Today I was given the opportunity to observe an English class in Bami. Prado arranged for me to observe the 4th year Secondary class when I decided to come to the high school on a different day this week.
The students in Bami have exams this week (November 26th-30th), so Cintra, my temporary CT, fielded questions from the students for the first 15 minutes of class. English is the only language spoken in the classroom, so the students stumbled over their words and seemed to get increasingly nervous about their exam the following day. In the United States, chaos always ensues in review classes or periods before big exams. In this classroom, the teacher puts a strict limit on the amount of time they could spend pestering her about the exam. I hope to use this strategy in my own classroom in the future because it influences students to think about the exam prior to the night before it is given. Also, it allows for teachers to move forward in the curriculum without having to give up one class for review and another for the exam itself.
After the review time, the teacher had students begin a new chapter about idioms in the English language. They opened the text to a page with various conversational exchanges that featured idioms, such as “ It cost a fortune!” and “I don’t know what she sees in him” For me, it was very funny to hear Spaniard teenagers using these phrases.

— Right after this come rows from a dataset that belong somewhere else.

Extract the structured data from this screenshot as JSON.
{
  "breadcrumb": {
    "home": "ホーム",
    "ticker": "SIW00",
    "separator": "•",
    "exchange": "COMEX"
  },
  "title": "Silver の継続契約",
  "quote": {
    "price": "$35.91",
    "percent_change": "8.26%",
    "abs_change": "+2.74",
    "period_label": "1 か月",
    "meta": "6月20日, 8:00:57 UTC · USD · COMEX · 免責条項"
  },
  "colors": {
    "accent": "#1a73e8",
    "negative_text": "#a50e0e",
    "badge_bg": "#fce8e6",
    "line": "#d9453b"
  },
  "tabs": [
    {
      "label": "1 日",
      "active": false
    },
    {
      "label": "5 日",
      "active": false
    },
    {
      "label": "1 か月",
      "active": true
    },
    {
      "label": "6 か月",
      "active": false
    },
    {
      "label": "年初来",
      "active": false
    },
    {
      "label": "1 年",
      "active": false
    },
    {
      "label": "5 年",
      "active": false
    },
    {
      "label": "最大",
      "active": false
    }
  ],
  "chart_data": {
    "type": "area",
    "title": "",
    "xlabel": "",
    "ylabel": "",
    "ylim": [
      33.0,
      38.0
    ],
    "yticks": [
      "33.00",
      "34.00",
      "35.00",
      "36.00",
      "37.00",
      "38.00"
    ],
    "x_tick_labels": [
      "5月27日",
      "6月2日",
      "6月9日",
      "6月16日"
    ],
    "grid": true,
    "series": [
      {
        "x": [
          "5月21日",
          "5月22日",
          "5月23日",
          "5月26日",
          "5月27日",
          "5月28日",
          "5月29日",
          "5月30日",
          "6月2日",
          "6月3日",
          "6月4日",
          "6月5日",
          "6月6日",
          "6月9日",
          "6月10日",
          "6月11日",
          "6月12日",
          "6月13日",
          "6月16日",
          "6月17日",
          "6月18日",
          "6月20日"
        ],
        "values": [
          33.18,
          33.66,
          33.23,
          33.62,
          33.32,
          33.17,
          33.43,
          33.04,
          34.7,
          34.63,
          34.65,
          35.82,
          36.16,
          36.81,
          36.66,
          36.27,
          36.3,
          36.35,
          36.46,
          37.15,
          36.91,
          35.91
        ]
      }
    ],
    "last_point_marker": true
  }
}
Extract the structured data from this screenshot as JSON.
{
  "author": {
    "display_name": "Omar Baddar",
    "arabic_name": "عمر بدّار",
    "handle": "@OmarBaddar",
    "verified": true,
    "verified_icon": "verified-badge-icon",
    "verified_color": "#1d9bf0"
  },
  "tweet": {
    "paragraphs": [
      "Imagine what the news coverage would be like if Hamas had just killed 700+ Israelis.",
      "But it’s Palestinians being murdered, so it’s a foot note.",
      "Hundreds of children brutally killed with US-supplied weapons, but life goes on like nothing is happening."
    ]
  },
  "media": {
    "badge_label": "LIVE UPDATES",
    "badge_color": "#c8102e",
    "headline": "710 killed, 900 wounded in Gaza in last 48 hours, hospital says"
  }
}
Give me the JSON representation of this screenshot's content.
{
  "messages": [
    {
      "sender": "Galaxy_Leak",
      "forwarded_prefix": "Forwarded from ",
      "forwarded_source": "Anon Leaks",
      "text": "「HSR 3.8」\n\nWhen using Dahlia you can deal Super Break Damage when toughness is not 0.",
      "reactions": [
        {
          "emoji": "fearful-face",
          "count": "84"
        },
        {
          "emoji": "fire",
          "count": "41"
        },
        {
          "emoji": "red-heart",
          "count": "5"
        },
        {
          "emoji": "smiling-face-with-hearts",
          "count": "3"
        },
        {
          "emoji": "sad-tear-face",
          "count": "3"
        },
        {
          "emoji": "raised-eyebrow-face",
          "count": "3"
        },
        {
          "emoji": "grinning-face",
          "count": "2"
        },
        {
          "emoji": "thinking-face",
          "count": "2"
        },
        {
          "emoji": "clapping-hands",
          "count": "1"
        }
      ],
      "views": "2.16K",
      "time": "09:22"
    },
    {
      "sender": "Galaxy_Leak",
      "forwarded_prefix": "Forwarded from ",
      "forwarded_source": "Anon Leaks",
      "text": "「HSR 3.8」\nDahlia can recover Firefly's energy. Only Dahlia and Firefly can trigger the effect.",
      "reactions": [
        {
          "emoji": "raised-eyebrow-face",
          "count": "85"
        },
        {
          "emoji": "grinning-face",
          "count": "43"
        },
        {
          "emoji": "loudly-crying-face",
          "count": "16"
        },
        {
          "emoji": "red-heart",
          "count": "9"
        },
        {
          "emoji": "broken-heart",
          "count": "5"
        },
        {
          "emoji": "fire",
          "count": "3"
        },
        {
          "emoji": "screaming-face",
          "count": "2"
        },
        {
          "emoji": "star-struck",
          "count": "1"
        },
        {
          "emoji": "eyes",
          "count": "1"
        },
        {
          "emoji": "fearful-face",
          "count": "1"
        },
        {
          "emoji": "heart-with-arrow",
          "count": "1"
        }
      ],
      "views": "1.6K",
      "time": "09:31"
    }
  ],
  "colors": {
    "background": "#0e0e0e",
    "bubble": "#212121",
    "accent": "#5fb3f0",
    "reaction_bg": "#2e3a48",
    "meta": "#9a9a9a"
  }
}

She explained each idiom (in English) and made sure everyone understood how it was used. Then, she played a recording of the same conversational exchanges so the students could train their ears and learn the pronunciation by audible example. They listened 2 or 3 times and then were instructed to complete a dialogue exercise. Students were paired up and told to add to the given conversations. They were given 5-7 minutes to work together, write, and practice speaking what they had written. Each group presented the dialogues, and they all spoke very well. They kept watching me to make sure they were speaking correctly and making sense. At the end of the class Cintra played another English recording about Polish immigration in the United Kingdom. I thought that the students did not comprehend the recording, but when she asked them to summarize what they had heard, their responses were completely correct! The class ended before they could complete the accompanying listening comprehension questions.
Upon entering the classroom, Cintra immediately warned me that this class had many behavioral issues and that she often struggles to manage them. I observed many students talking over each other and other their teacher, laughing at those students that were taking the class and its assignments seriously, and blatantly not paying attention. This was the only class in Bami that I had really taken notice of the lack of classroom control. I understood the predicament of the teacher in that the students do not seem to enjoy learning English and it is very difficult to demand respect from and discipline students in a non-native language. After the class ended, Cintra told me that they had actually been behaving much better than usual because I was there observing. This behavior is also different from that in America because I have always observed that American students misbehave MORE in the presence of student teachers. That does not seem to be the case in Spain at all.
Cintra’s teaching style seems very standard for a foreign language class. There were both theoretical and practical aspects of the lesson and all forms of assessment were exercised. Classroom layout and materials were also standard, but Cintra employed the use of a microphone to ensure that all students could hear her pronunciation clearly.
Overall, this English lesson in Spain was not very noticeably different from a typical class (or language class) in the United States, but the experience was very unique and informational.